An Attempted Paternal Disappearance
January 9, 2017 § Leave a comment
Danny Hicks fathered a child by Jakeida Carter in January, 2007. In October of that year, Danny agreed to be listed as the father of the child, Janiyah, on her birth certificate. Around one year later, Danny entered into a stipulated agreement with DHS admitting paternity and agreeing to pay $202 a month in child support. The agreement was approved by court order. Things rocked gently on in domestic bliss thereafter. Janiyah called Danny “Daddy.” He was involved in Janiyah’s life, was active in her schooling, and, by all accounts was a good father. What could possibly go wrong?
Well, in 2015, a DNA test disclosed that Danny was not Janiyah’s biological father.
Danny filed a petition in chancery court to disestablish paternity and to terminate child support; he also wanted to be reimbursed $1,800 for the unhappy DNA results. Following a hearing, the chancellor responded no, no, and no, citing MCA 93-9-10(3)(c).
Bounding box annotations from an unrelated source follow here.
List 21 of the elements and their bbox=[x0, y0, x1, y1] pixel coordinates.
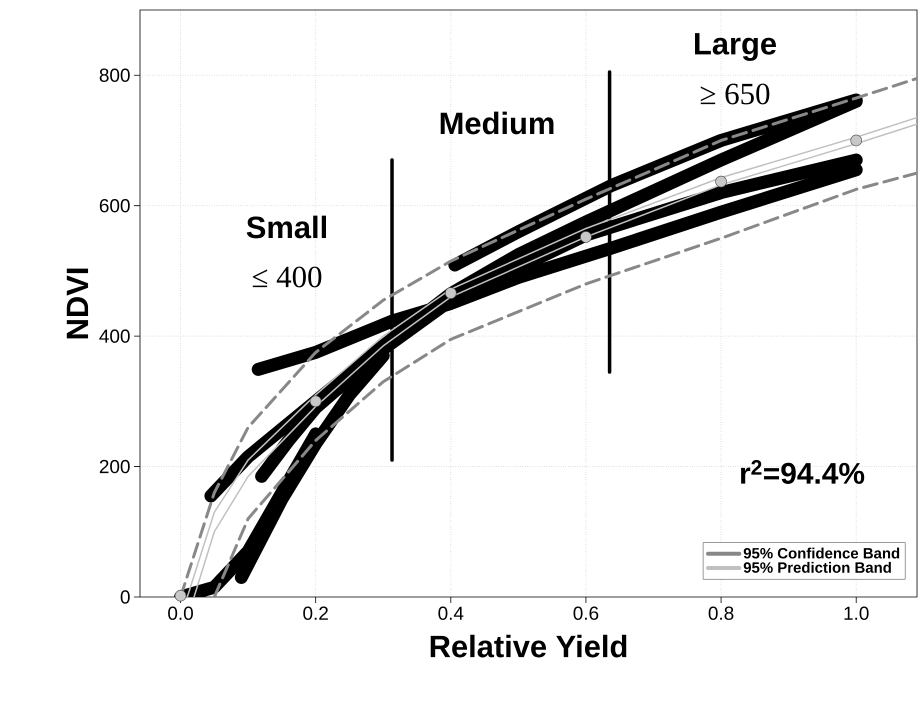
x-tick-label: 1.0 bbox=[844, 606, 869, 620]
y-tick-label: 400 bbox=[99, 329, 130, 343]
x-axis-title: Relative Yield bbox=[430, 634, 626, 658]
annotation: ≥ 650 bbox=[700, 84, 770, 104]
y-axis-title: NDVI bbox=[66, 268, 88, 338]
legend-label: 95% Confidence Band bbox=[744, 548, 900, 559]
x-tick-label: 0.6 bbox=[574, 606, 598, 620]
y-tick-label: 600 bbox=[100, 198, 130, 212]
x-tick-label: 0.4 bbox=[438, 606, 464, 620]
annotation: Medium bbox=[440, 112, 554, 134]
x-tick-label: 0.2 bbox=[303, 606, 328, 620]
x-tick-label: 0.8 bbox=[708, 606, 734, 620]
x-tick-label: 0.0 bbox=[168, 606, 193, 620]
y-tick-label: 800 bbox=[100, 68, 130, 82]
annotation: ≤ 400 bbox=[252, 266, 322, 288]
y-tick-label: 200 bbox=[100, 460, 130, 474]
legend-label: 95% Prediction Band bbox=[744, 562, 891, 573]
annotation: Large bbox=[695, 33, 776, 61]
annotation: Small bbox=[246, 216, 326, 238]
y-tick-label: 0 bbox=[120, 590, 130, 604]
text: r$^{2}$=94.4% bbox=[740, 460, 864, 484]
Danny appealed.
The COA affirmed on December 6, 2016, in a four-page opinion by Judge Fair that was, in my opinion, lengthier than necessary. The words, “Affirmed per MCA 93-9-10(3)(c),” would have sufficed for me. You can read the COA’s opinion at this link.
As I pointed out in detail a previous post, in order to disestablish paternity since 2013, your client’s case must meet the criteria of the statute. In Danny’s case, he failed because, once a court approved a stipulation or acknowledgment of paternity, it was unassailable unless he had filed a petition to set it aside within the time specified in MCA 93-9-9. Danny waited ten years to petition, which is ‘way more than a tad too long.
Danny also argued that the chancellor committed reversible error by not seeing to it that Jakeida was sworn in before she testified. The COA pointed out that he waived that issue by not making a contemporaneous objection at trial.
Another, more substantial, point raised by Danny was that he should have been granted MRCP 60 relief because, he claimed, Jakeida committed fraud in claiming that he was the father. Other than his assertion, there was no evidence in the record of actual fraud. Moreover, the COA held, since he never filed a R60 motion with the trial court, he could not raise the issue for the first time on appeal.
Related note: In Finch v. Finch, 137 So.3d 227, 233 (Miss. 2014), the MSSC held that a chancellor may raise fraud on the court sua sponte in the course of a trial; however, there is no authority for the proposition that a chancellor is obligated to do so. It would have been improvident for the chancellor in this case to do so in the absence of clear and convincing evidence.
Before you go thundering off into court to vindicate a dad in a situation similar to Danny’s, be sure you familiarize yourself with MCA 93-9-10. You might save yourself and your client some grief … and money.